Sampaio, que em vida dividiu águas no seu próprio partido, ergueu-se post mortem como traço de união entre portugueses de diversos matizes. Foi o seu último serviço prestado à República que jurou servir.

Lá estava, a confirmá-lo, o actual inquilino do Palácio de Belém. Marcelo Rebelo de Sousa – que teve o primeiro grande combate político da sua vida numa corrida autárquica em Lisboa em que foi derrotado por Sampaio, já lá vão 32 anos – mostrou-se à altura da circunstância com outra notável peça oratória. Na linha da que já pronunciara no 25 de Abril.

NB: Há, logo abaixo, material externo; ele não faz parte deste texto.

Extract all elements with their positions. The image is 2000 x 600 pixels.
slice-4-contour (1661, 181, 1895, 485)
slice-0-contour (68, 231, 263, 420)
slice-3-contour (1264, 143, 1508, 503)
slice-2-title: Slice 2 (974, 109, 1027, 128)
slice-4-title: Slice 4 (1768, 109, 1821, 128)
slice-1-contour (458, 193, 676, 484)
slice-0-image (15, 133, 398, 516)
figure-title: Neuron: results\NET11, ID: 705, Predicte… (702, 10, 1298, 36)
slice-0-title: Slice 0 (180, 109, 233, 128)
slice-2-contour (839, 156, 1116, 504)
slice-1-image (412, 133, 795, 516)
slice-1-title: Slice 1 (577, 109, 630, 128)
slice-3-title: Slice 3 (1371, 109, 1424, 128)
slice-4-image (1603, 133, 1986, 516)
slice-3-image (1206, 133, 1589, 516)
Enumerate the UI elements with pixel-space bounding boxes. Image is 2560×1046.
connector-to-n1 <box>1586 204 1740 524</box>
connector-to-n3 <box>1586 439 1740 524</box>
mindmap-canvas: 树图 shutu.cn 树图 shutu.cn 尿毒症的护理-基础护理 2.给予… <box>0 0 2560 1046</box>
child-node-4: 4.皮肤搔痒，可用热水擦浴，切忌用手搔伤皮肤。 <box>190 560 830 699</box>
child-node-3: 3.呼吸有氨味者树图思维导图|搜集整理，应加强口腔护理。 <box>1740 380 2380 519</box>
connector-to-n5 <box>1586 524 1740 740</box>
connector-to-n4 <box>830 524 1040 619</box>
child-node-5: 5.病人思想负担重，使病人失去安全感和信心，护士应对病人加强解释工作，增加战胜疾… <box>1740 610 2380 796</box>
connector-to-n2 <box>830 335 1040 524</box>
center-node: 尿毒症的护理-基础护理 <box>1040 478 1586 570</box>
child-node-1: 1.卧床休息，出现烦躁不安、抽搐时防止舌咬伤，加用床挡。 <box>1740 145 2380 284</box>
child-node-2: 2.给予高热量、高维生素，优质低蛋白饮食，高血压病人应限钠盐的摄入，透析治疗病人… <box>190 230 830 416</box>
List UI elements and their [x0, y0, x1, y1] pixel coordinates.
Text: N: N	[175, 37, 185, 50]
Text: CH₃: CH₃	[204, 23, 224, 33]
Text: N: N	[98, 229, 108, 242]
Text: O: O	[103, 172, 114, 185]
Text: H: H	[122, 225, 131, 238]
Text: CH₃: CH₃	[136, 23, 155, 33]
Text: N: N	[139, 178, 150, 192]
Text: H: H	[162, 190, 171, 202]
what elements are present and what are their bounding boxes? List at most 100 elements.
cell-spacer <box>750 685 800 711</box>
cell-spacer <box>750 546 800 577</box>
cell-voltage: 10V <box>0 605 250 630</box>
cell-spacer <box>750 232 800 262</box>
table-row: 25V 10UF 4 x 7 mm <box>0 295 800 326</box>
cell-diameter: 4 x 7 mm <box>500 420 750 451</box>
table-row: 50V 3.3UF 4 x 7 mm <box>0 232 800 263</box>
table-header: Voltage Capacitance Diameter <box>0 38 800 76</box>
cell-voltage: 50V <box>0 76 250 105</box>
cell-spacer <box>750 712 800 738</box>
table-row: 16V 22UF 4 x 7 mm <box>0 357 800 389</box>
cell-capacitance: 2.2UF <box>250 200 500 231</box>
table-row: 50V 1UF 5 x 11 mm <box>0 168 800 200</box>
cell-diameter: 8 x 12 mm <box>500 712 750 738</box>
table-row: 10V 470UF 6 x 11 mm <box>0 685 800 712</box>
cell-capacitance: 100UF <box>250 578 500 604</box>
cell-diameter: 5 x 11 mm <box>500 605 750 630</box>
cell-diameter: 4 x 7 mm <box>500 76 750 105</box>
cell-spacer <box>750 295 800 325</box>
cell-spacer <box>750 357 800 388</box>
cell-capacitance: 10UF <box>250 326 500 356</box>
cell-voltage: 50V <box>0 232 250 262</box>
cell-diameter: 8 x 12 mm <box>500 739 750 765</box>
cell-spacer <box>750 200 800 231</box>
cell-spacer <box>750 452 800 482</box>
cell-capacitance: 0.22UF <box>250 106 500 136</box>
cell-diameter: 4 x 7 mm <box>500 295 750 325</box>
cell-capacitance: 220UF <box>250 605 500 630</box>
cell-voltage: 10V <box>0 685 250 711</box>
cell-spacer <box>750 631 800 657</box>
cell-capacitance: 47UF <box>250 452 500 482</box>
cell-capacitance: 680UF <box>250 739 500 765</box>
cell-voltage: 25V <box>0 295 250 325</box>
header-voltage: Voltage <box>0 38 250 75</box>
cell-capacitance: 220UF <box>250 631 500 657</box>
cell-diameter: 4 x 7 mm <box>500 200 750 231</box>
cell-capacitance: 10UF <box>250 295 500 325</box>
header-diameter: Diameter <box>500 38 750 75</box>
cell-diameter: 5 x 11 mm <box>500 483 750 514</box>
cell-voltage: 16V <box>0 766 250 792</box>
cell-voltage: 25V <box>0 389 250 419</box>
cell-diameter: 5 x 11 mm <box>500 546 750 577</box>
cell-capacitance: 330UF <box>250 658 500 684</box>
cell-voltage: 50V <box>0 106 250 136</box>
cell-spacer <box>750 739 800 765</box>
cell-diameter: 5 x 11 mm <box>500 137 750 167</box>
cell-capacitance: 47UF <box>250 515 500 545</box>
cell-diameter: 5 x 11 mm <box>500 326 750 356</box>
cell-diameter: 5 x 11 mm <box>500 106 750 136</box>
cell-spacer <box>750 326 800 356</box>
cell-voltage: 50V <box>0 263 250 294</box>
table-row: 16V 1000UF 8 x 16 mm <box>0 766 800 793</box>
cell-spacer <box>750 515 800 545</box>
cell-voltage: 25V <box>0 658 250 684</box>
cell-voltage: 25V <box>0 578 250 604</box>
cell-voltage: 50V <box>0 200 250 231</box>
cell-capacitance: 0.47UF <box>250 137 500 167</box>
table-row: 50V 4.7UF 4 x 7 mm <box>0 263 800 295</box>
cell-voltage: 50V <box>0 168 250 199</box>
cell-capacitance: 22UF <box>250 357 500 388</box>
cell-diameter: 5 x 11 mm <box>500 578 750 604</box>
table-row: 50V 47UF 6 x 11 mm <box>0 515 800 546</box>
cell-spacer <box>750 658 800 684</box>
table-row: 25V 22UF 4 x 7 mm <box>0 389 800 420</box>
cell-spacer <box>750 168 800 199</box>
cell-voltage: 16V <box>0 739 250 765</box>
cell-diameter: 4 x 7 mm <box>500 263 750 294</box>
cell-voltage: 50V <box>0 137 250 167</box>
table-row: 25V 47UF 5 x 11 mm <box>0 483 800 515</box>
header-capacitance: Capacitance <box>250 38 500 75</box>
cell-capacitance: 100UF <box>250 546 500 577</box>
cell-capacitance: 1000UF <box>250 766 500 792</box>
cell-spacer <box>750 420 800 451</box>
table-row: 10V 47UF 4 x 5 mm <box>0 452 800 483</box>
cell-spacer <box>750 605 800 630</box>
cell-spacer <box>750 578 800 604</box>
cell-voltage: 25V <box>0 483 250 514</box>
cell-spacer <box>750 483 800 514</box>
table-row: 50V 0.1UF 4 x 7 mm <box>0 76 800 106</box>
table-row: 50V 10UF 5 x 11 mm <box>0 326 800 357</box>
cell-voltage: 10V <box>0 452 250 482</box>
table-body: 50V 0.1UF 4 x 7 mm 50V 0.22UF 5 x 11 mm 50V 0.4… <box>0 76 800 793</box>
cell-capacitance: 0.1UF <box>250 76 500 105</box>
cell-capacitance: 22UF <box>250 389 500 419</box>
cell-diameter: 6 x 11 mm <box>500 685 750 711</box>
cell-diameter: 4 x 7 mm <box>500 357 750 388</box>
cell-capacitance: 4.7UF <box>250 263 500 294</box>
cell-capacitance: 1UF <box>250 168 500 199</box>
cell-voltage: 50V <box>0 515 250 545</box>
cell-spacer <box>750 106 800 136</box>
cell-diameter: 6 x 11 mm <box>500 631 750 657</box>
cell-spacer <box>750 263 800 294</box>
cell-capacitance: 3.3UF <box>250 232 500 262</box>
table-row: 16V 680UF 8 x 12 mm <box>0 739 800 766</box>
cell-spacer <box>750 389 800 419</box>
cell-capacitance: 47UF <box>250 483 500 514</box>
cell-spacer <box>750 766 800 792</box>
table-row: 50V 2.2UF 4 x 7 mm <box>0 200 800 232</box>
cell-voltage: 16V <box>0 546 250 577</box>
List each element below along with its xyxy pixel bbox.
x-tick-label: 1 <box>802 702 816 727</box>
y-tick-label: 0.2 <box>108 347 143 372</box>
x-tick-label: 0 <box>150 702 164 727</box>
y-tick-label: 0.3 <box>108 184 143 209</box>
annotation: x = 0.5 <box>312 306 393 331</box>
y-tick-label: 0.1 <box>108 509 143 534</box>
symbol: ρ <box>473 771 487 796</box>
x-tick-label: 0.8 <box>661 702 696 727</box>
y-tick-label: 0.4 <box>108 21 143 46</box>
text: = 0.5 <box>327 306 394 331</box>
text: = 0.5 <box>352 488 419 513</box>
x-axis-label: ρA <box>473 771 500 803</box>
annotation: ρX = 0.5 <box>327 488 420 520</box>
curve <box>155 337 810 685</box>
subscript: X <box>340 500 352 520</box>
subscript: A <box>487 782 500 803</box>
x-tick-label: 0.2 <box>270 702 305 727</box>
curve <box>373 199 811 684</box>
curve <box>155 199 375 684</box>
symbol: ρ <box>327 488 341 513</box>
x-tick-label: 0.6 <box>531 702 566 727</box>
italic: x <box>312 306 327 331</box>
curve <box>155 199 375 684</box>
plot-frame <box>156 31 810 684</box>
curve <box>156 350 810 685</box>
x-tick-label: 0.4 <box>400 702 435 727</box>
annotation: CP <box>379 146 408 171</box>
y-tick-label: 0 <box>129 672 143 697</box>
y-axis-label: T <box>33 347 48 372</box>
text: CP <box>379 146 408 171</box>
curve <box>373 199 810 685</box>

«Para Jorge Sampaio, Portugal nunca foi uma abstracção. Nunca foi uma fortaleza fechada, egoísta e distante. Para Jorge Sampaio, foram – um a um – os milhões de portugueses», declarou o católico Marcelo neste vibrante elogio fúnebre ao ateu Sampaio, enterradas as contendas do passado.

É nestas ocasiões que os melhores repórteres, atentos e cultos, fazem a diferença. «Atrevo-me a destacar, nesta cerimónia, as intervenções dos filhos, porque herdaram claramente do pai a eloquência e a capacidade de, num dos dias mais difíceis das suas vidas, falarem ao coração do país», observou Débora Henriques, destacada pela SIC para a cobertura das exéquias nos Jerónimos. Com palavras precisas e sentidas, bem pronunciadas e que fogem à vulgaridade.

Palavras adequadas naquela manhã de luto marcada por outros momentos carregados de simbolismo. A recente viúva Maria José Ritta já no cemitério do Alto de São João, beijando a bandeira nacional que o Estado português lhe entregou das mãos de Marcelo. A maestrina Joana Carneiro dirigindo a Orquestra Sinfónica Portuguesa em trechos que certamente emocionariam o melómano Sampaio. Maria do Céu Guerra recitando tão bem o magnífico poema de Jorge de Sena, autêntico hino à transcendência perante a fragilidade humana: «Uma pequenina luz bruxuleante e muda / Como a exactidão, como a firmeza, como a justiça, / Apenas como elas, / Mas brilha. / Não na distância. Aqui, / No meio de nós. / Brilha.»